Just don't mention a) wages, b) that Luis Suarez could yet do something ridiculous that makes his value plunge or c) that they did have to actually pay for Fernando Torres and Ryan Babel in the first place.
There's a disproportionate number of West Ham fans in the national football media.
Which is why sentences like this from Neil Ashton in the Daily Mail - 'The golden age of supporting West Ham is over' - continue to appear in our newspapers about a club that has not finished in the top six since 1999, the top three since 1986 and the top two since, well, never.
You do know they didn't actually win the World Cup, don't you Neil?
No Sh*t Sherlock
'DAVID MOYES is banking on Wayne Rooney and Robin van Persie to salvage his first season at Manchester United' - the opening paragraph of David McDonell's 18-paragraph piece on United on the Daily Mirror is an eye-catching belter.
Mind you, it could be worse - you could be Richard Tanner in the Daily Express, claiming that story as an 'exclusive' from Lou Macari.
Wolff In Scholes' Clothing
Headline in the Daily Star: 'WOLFF CAN BE JUST LIKE SCHOLES'.
Opening paragraph in the Daily Star: 'OLE Gunnar Solskjaer wants new boy Magnus Wolff Eikrem to be Cardiff's Paul Scholes.'
Number of times Solskjaer mentions Paul Scholes: Do we actually have to tell you?
Quote Of The Day
West Ham defender George McCartney sees the positives in 6-0 defeat at Man City: "There wasn't much in it for the first ten minutes."
Timing Of The Day
Congratulations to West Ham for the full-page advert in London editions of Metro on Thursday, advertising tickets for the second leg against City from just £42. Bargain.
Headline Of The Day
'Duffer in the Puffa' - The Sun.
Worst Headline Of The Day
'There is Nor way we will sell Wes' - The Daily Star.

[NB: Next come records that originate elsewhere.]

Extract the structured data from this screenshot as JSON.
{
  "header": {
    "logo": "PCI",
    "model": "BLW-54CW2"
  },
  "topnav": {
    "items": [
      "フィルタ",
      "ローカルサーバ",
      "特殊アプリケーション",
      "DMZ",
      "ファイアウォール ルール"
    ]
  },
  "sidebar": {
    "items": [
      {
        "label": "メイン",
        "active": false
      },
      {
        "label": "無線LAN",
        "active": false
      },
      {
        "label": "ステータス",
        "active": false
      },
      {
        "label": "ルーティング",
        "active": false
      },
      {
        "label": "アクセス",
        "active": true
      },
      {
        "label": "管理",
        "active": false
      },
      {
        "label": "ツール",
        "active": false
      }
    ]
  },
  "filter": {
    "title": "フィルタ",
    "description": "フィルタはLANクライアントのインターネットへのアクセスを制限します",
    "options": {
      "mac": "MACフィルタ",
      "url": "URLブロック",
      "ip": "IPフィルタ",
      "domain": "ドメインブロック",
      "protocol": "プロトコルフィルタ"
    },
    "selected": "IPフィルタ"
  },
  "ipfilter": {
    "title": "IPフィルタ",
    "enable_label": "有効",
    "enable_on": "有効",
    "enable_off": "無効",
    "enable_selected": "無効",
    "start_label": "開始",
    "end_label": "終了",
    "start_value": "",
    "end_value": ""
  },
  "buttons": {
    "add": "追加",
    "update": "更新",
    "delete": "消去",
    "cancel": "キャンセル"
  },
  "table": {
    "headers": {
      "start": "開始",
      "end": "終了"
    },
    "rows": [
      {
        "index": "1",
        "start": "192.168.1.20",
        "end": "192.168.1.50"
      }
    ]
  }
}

Non-Football Story Of The Day
'A domestic dispute over space aliens escalated Saturday morning when a lingerie-clad New Mexico woman allegedly pointed a silver handgun at her boyfriend, a weapon she retrieved from her vagina, where it had been placed while the accused was performing a sex act, police allege.

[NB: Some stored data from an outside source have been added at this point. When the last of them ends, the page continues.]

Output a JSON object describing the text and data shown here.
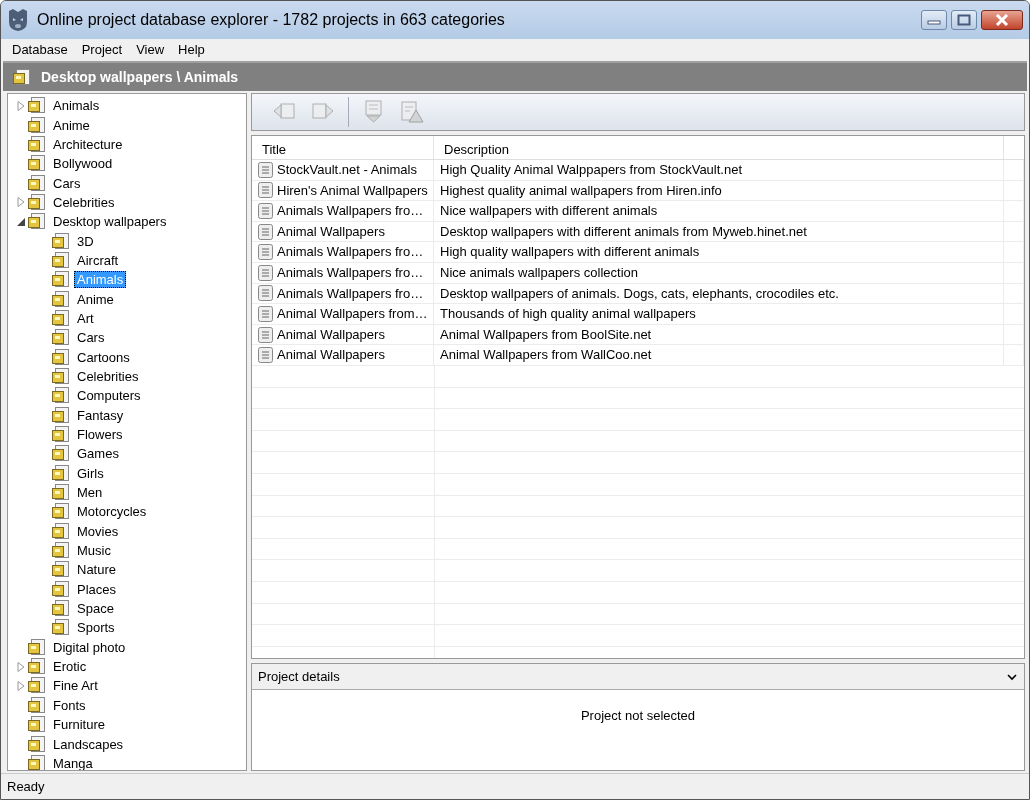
{
  "window": {
    "title": "Online project database explorer - 1782 projects in 663 categories"
  },
  "menu": [
    "Database",
    "Project",
    "View",
    "Help"
  ],
  "breadcrumb": "Desktop wallpapers \\ Animals",
  "tree": [
    {
      "label": "Animals",
      "selected": false,
      "expanded": false
    },
    {
      "label": "Anime",
      "selected": false
    },
    {
      "label": "Architecture",
      "selected": false
    },
    {
      "label": "Bollywood",
      "selected": false
    },
    {
      "label": "Cars",
      "selected": false
    },
    {
      "label": "Celebrities",
      "selected": false,
      "expanded": false
    },
    {
      "label": "Desktop wallpapers",
      "selected": false,
      "expanded": true,
      "children": [
        {
          "label": "3D",
          "selected": false
        },
        {
          "label": "Aircraft",
          "selected": false
        },
        {
          "label": "Animals",
          "selected": true
        },
        {
          "label": "Anime",
          "selected": false
        },
        {
          "label": "Art",
          "selected": false
        },
        {
          "label": "Cars",
          "selected": false
        },
        {
          "label": "Cartoons",
          "selected": false
        },
        {
          "label": "Celebrities",
          "selected": false
        },
        {
          "label": "Computers",
          "selected": false
        },
        {
          "label": "Fantasy",
          "selected": false
        },
        {
          "label": "Flowers",
          "selected": false
        },
        {
          "label": "Games",
          "selected": false
        },
        {
          "label": "Girls",
          "selected": false
        },
        {
          "label": "Men",
          "selected": false
        },
        {
          "label": "Motorcycles",
          "selected": false
        },
        {
          "label": "Movies",
          "selected": false
        },
        {
          "label": "Music",
          "selected": false
        },
        {
          "label": "Nature",
          "selected": false
        },
        {
          "label": "Places",
          "selected": false
        },
        {
          "label": "Space",
          "selected": false
        },
        {
          "label": "Sports",
          "selected": false
        }
      ]
    },
    {
      "label": "Digital photo",
      "selected": false
    },
    {
      "label": "Erotic",
      "selected": false,
      "expanded": false
    },
    {
      "label": "Fine Art",
      "selected": false,
      "expanded": false
    },
    {
      "label": "Fonts",
      "selected": false
    },
    {
      "label": "Furniture",
      "selected": false
    },
    {
      "label": "Landscapes",
      "selected": false
    },
    {
      "label": "Manga",
      "selected": false
    }
  ],
  "toolbar": [
    {
      "kind": "back",
      "disabled": true
    },
    {
      "kind": "forward",
      "disabled": true
    },
    {
      "kind": "separator"
    },
    {
      "kind": "download",
      "disabled": true
    },
    {
      "kind": "report",
      "disabled": true
    }
  ],
  "table": {
    "columns": [
      "Title",
      "Description"
    ],
    "rows": [
      {
        "title": "StockVault.net - Animals",
        "description": "High Quality Animal Walppapers from StockVault.net"
      },
      {
        "title": "Hiren's Animal Wallpapers",
        "description": "Highest quality animal wallpapers from Hiren.info"
      },
      {
        "title": "Animals Wallpapers fro…",
        "description": "Nice wallpapers with different animals"
      },
      {
        "title": "Animal Wallpapers",
        "description": "Desktop wallpapers with different animals from Myweb.hinet.net"
      },
      {
        "title": "Animals Wallpapers fro…",
        "description": "High quality wallpapers with different animals"
      },
      {
        "title": "Animals Wallpapers fro…",
        "description": "Nice animals wallpapers collection"
      },
      {
        "title": "Animals Wallpapers fro…",
        "description": "Desktop wallpapers of animals. Dogs, cats, elephants, crocodiles etc."
      },
      {
        "title": "Animal Wallpapers from…",
        "description": "Thousands of high quality animal wallpapers"
      },
      {
        "title": "Animal Wallpapers",
        "description": "Animal Wallpapers from BoolSite.net"
      },
      {
        "title": "Animal Wallpapers",
        "description": "Animal Wallpapers from WallCoo.net"
      }
    ]
  },
  "details": {
    "title": "Project details",
    "expanded": true,
    "message": "Project not selected"
  },
  "status_bar": "Ready"
}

'To make matters more strange, the arrested woman is the most recent ex-wife of Pulitzer Prize-winning novelist Cormac McCarthy, author of "The Road" and "No Country for Old Men."
'As detailed in a probable cause statement, Jennifer McCarthy, a 48-year-old artist, argued about space aliens with her 53-year-old beau, whose name was redacted from the document released by the Santa Fe County Sheriff's Office. When questioned by deputies, McCarthy reportedly acknowledged that she "did have a gun at the time" the couple was yelling at each other.

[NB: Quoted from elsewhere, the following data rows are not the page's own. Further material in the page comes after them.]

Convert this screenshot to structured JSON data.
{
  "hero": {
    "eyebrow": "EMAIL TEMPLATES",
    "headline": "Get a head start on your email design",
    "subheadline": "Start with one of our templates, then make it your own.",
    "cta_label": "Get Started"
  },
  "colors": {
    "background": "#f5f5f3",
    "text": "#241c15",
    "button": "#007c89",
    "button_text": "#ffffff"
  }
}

'McCarthy's boyfriend told investigators that following the argument McCarthy departed her Aventura Road residence. Upon returning to the home, he told deputies, McCarthy went into her bedroom and later emerged "wearing lingerie and a silver handgun in her vagina." She then proceeded to "have inner course with the gun," according to the court filing.
'While using the gat as a sex toy, McCarthy reportedly asked her boyfriend, "Who is crazy, you or me?" The probable cause statement, drafted by Deputy Chris Zook, does not indicate whether McCarthy's boyfriend dared to answer that query' - The Smoking Gun.